Cinefórum CCXLVII: «Los Mitchell contra las máquinas»
Todas las cosas buenas que seguramente habrá usted oído de Los Mitchell contra las máquinas son estrictamente ciertas. Todo es verdad, salvo algunas cosas (que diría Mariano) en las que los espectadores, de momento, no han querido reparar. Cosas que, además, no son demasiado graves. Lo cierto es que esta es una película de animación que da lo que promete: diversión y entretenimiento. Y, por si no fuera suficiente, también cumple con la norma autoimpuesta de, este, nuestro cinefórum: si la semana pasada un artefacto cambiaba la vida de Jesús Gris en Cronos, de Guillermo del Toro, aquí un dispositivo alterará el curso de toda la humanidad.

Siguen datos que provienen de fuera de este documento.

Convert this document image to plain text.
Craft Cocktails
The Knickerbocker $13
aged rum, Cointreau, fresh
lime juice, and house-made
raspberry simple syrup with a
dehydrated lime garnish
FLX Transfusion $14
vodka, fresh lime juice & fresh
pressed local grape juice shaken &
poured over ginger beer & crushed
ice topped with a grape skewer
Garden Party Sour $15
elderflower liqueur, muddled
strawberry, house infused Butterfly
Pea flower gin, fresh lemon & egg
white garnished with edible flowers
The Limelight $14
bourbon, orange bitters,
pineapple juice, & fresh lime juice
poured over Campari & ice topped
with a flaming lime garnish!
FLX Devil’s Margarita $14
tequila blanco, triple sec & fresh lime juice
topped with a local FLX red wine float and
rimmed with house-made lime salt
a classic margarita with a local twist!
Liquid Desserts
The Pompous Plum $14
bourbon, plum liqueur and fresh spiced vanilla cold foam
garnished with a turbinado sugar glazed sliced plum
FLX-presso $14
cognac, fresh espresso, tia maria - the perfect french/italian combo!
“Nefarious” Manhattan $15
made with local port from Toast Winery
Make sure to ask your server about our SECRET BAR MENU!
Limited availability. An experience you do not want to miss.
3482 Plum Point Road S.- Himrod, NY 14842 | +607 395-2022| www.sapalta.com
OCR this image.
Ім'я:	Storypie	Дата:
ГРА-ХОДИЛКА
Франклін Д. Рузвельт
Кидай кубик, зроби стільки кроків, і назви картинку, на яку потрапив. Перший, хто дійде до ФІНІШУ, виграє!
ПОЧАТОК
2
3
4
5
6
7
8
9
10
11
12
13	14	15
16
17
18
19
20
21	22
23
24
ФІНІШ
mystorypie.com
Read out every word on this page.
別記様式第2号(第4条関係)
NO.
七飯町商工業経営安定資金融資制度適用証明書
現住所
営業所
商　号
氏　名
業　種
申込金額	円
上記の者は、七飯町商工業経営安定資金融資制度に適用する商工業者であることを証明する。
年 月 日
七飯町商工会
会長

De ahí nacen las referidas virtudes de la película que Sony Pictures ha desarrollado con el mismo equipo que trabajó en Spider-Man: Un nuevo universo y que, debido a la pandemia, finalmente ha sido estrenada directamente en Netflix. El ingenio que amenaza aquí a los protagonistas, la entrañable familia Mitchell, es un smartphone o, más concretamente, la nueva inteligencia artificial enjambre que lo controla. A partir de ahí, un cúmulo de aciertos nos mantienen pegados al sofá: la animación desborda la pantalla, mezclando tres y dos dimensiones de forma brillante; la trama es coherente y queda resuelta con unas convenientes dosis de acción; y, sobre todo, encontramos una espectacular química entre todos los personajes, una familia propia del siglo XXI, su perro y dos robots extraviados, que logran arrastrar las coordenadas del cine de animación familiar hacia el presente.
Es ahí donde nace, en opinión de quien escribe, el único pero que cabría ponerle a la película tras cien minutos de puro entretenimiento: los otros diez que completan el metraje se vuelven directamente incómodos, porque Phil Lord y Christopher Miller deciden invertirlos en escarbar en el peor defecto de sus anteriores proyectos: machacar incansablemente, una, dos, cuatro y hasta ocho veces, con la moraleja de rigor que se les ocurrió para completar su película y sobre cuya modernidad cabría discutir largo y tendido. Y no es que sea una moralina especialmente detestable en sí misma; es su reaparición, una y otra vez, la que acaba por atrancar una vagoneta que, por lo demás, viajaba a toda velocidad por una montaña rusa de fantasía.
Por acabar con el buen sabor de boca que, en realidad, también deja la película, hay un aspecto de la misma que merece una mención especial, esta vez en positivo y sin ambages: me refiero a la incorporación a la narrativa cinematográfica de elementos presentísimos del mundo actual como los filtros de imagen, la mensajería instantánea o los vlogs. Es decir, de la generación de contenidos ubicua y continua que tan arcana resulta para adultos del pleistoceno como el bueno de Rick Mitchell, cuya relación con su hija, la gran protagonista, envuelve en cierta medida toda la cinta. En este aspecto, la película logra ser coherente con su propio mensaje y eso tiene un enorme mérito: lo cierto es que tanto la historia de Los Mitchell contra las máquinas como su propia visualización contribuyen al entendimiento mutuo intergeneracional que representan. Es una virtud muy poderosa para una película de animación familiar… y solo hacía falta lucirla, no era necesario explicarla.